Tony Smith, a former director general of Border Force, said: "The problem is that we don't have any safe third country agreements with the EU, and the current French administration is saying it won't take any returns unless there is an agreement with the EU.

"The strategy has to be to reduce the intake and that can only be done by an agreement with France where migrants are instantly taken back to the point from where they came and their asylum applications dealt with there.
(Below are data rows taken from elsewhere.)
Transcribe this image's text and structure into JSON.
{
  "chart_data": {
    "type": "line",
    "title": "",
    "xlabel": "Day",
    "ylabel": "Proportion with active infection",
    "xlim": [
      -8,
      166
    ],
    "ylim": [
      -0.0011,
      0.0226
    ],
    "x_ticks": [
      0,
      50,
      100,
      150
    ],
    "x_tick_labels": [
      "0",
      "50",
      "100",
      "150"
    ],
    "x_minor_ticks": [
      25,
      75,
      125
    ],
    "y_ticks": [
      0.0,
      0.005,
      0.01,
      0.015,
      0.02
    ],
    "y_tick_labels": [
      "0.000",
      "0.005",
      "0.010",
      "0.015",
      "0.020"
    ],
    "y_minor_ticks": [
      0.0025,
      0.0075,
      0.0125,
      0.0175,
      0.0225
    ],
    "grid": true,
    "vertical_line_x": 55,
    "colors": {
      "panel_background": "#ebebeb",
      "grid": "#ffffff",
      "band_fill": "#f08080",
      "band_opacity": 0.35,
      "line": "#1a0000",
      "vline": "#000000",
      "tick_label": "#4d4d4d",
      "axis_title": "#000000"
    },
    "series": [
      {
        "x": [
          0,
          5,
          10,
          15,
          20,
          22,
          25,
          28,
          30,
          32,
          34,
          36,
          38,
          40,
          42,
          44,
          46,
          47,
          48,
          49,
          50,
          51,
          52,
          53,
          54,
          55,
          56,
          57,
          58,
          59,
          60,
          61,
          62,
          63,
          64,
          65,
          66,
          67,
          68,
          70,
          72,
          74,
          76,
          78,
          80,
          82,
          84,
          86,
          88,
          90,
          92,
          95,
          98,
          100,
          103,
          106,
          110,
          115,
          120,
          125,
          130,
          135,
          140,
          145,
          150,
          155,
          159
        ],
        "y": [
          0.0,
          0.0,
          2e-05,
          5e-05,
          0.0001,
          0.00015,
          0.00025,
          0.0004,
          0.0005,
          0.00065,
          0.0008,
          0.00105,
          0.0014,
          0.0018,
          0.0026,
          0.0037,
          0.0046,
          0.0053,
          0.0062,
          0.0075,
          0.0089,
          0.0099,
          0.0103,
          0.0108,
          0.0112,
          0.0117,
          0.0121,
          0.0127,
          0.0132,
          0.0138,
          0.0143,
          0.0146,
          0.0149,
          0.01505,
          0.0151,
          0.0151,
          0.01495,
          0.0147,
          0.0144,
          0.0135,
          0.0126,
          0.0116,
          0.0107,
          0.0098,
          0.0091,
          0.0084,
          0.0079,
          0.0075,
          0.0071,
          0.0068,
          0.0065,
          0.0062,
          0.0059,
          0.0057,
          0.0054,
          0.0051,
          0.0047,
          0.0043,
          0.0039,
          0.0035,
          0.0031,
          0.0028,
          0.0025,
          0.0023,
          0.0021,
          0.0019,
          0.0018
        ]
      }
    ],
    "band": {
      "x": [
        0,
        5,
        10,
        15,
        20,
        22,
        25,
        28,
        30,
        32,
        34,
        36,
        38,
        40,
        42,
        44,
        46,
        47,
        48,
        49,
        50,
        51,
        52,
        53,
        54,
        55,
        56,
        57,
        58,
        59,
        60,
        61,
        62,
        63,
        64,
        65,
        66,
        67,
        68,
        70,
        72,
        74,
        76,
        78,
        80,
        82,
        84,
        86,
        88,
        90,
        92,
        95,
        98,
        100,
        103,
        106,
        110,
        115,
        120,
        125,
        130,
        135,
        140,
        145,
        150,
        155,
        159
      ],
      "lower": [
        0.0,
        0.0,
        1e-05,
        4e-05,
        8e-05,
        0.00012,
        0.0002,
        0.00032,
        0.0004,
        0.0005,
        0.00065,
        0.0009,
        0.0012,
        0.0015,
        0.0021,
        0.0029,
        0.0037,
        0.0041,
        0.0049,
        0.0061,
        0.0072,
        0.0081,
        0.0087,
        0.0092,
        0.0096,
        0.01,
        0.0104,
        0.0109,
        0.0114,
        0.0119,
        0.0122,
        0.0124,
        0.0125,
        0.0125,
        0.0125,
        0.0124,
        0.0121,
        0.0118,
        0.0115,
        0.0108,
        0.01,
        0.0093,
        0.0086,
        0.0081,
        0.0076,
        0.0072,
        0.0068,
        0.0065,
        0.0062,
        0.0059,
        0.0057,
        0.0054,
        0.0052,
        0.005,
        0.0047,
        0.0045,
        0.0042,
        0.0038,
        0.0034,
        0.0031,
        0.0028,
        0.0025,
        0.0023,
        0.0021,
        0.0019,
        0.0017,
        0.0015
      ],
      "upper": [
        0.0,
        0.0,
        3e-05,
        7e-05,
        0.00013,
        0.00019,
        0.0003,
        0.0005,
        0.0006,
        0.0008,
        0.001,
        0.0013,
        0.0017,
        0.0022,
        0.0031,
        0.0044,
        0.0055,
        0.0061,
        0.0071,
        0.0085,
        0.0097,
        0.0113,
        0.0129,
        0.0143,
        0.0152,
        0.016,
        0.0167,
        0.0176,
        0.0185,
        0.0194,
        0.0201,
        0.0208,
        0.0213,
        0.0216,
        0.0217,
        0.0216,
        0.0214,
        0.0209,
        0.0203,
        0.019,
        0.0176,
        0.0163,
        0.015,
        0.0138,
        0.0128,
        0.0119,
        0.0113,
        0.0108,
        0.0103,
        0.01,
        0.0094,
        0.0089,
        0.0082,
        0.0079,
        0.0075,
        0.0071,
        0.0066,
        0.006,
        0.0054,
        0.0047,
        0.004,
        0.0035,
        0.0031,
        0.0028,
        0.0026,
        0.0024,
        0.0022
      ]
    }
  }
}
At the moment, I can't see the Macron administration agreeing to it."

Even under the previous Dublin agreement with EU states for returns to safe countries, Home Office figures suggest that, in the 18 months to last October, fewer than 250 migrants who crossed the Channel were returned to mainland Europe – only 2.5 per cent of just under 10,000.

Ms Patel has said she intends to replace the Dublin regulation with bilateral arrangements and has already changed the law to make asylum claims in the UK inadmissible where people have travelled through, or have a connection to, safe countries.

Her new immigration plan, currently before Parliament, also proposes that illegal migrants will be denied asylum and face restricted residency rights in a bid to deter Channel crossings.

Chris Philp, the immigration minister, said: "All countries have a moral responsibility to tackle the issue of illegal migration. We expect our international partners to engage with us, building on our good current co-operation, and continue to highlight the importance of having effective returns agreements to stop people making perilous crossings."